Many people say they like the school lunch and wouldn’t change a thing while others have a more negative reaction and want healthier choices.
The high school renovation, slated to be complete in 2016, will include changed to the cafeteria. School Principal Jan Saam said that the cafe itself is going to have a small lounge, modeled to resemble a diner, and it will be open to all the students. But there is a catch: students will need to earn the privilege of eating there. Saam is still in the process of deciding how students will earn entry to the special space.
The café redesign may also include benches outside where students can eat during their lunch period.
English teacher Edward Decosta remarked, “I love it” when asked about school lunch. The chicken wraps and salads would be “nicer” if the chicken was real chicken and not pieces of chicken patty. But, he acknowledge, this would cost more money.

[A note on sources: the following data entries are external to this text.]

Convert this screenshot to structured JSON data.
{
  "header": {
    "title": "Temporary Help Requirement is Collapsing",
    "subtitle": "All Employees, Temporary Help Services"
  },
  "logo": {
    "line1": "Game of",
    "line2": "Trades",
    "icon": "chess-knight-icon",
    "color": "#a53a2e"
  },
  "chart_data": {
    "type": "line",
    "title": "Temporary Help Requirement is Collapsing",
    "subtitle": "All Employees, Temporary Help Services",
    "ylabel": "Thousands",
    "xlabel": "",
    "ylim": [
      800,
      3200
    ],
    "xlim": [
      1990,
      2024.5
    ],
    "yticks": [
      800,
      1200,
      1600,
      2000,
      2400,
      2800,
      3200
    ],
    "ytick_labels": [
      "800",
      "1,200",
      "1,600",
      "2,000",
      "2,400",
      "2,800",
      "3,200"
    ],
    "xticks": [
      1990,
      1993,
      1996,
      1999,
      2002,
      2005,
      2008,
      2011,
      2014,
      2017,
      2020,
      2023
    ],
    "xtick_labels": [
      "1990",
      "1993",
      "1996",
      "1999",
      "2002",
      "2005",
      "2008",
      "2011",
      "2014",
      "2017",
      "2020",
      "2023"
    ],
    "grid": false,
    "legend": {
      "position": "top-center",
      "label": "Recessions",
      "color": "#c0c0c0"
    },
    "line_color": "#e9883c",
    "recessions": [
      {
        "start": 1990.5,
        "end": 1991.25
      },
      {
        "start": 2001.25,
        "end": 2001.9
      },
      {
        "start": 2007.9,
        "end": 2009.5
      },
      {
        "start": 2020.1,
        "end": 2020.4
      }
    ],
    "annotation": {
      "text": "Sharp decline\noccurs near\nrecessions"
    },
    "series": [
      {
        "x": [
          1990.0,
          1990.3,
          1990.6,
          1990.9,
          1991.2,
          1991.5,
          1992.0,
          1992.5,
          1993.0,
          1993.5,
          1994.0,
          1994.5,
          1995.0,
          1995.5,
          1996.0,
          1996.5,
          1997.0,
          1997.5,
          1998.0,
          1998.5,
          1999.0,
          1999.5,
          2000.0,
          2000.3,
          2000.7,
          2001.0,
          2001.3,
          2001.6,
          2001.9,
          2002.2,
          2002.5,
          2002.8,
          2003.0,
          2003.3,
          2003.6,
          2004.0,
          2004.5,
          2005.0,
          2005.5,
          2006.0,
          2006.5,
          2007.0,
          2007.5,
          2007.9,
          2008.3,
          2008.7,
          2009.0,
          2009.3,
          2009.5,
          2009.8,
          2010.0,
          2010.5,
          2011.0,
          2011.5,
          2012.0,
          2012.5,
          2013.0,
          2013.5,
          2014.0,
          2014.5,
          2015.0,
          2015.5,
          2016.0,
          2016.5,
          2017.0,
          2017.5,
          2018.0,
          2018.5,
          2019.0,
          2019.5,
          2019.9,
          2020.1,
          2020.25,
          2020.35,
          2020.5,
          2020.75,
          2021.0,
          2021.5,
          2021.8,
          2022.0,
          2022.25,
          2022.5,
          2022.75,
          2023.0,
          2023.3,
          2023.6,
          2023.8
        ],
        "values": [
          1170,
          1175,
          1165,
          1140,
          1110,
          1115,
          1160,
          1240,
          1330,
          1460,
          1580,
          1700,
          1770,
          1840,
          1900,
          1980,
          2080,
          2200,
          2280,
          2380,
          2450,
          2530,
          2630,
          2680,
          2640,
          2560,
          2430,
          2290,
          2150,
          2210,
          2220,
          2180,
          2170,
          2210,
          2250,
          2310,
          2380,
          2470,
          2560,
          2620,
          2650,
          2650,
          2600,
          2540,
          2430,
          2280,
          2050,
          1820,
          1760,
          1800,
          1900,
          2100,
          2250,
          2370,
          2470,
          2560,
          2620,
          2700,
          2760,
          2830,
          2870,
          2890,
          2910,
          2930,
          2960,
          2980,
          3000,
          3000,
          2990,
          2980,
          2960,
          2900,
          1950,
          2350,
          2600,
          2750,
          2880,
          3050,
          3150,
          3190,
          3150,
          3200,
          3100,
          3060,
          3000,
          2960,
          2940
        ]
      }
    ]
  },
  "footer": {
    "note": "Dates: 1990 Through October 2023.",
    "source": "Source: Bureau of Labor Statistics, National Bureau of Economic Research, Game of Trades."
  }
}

English Dept. Head Amy Stewert said that all she eats from the cafe is the garden salad and she gets the cucumber and yogurt side dish to use as her dressing. When asked if she would change anything, she said, “I would definitely buy more varieties of lunch if they had an all organic section.”
Teachers aren’t the only ones with opinion about lunch.

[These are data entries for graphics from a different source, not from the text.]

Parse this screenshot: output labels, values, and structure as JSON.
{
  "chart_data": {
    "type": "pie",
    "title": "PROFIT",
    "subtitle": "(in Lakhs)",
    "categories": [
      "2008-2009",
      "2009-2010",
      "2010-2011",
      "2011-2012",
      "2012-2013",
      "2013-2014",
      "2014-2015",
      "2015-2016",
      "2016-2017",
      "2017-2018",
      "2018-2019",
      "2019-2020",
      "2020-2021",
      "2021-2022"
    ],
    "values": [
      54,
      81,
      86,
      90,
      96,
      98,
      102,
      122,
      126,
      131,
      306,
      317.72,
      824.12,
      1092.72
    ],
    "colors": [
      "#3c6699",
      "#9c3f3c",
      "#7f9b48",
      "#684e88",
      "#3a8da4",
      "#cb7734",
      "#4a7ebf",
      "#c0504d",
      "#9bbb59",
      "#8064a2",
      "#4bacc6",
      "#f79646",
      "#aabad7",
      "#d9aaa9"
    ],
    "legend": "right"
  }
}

Sophomore Deena Aljamal said, “This milk is yucky. I hate the school milk. Some people said that it’s expired. So I just don’t drink it.”
Aljamal also said that she usually gets salads and pizza. When offered, she prefers the buffalo chicken or the Caeser salad. “The fried dough is good, but my mom makes it better.”
Junior Scott Millette said, “The chicken patty is so nasty. Real chicken would be so much better.” Millette usually gets hot lunch and he does like the milk, preferably chocolate.
But the café is also struggling with renovation issues. The kitchen will not receive any new equipment after the work is completed. The main cook, Jackie Evans, said, “There will nothing renovated in the kitchen, even though it would make preparing food faster and easier. It’s not happening.”
Food Service Director Kate Murphy said that the cafeteria is also working with “guest chefs,” who come in to prepare special lunches. Last year, a chef who specialized in Japanese cuisine created specials for students. This is not an easy task as chefs need to be paid in advance and specialty food items need to be ordered. But students really seem to like it, and she is working to arrange more “guest chef” meals at the high school.
She also added that she open to any suggestions, but students must remember that the cafeteria has to follow federal regulations about school lunches.
Another issue with the café is the pricing for teachers. Staff have to pay a dollar more. Student lunches cost $2.75 while teacher lunches run about $ 3.50. Preparation of the food for the three lunch waves starts eight o’clock in the morning. Pizzas are made fresh, except for the cheese and pepperoni, but the chicken patties and burgers are frozen.
According to Evans, the hardest days for the cafe are nacho and taco days and fried dough days because they take the most time to prepare.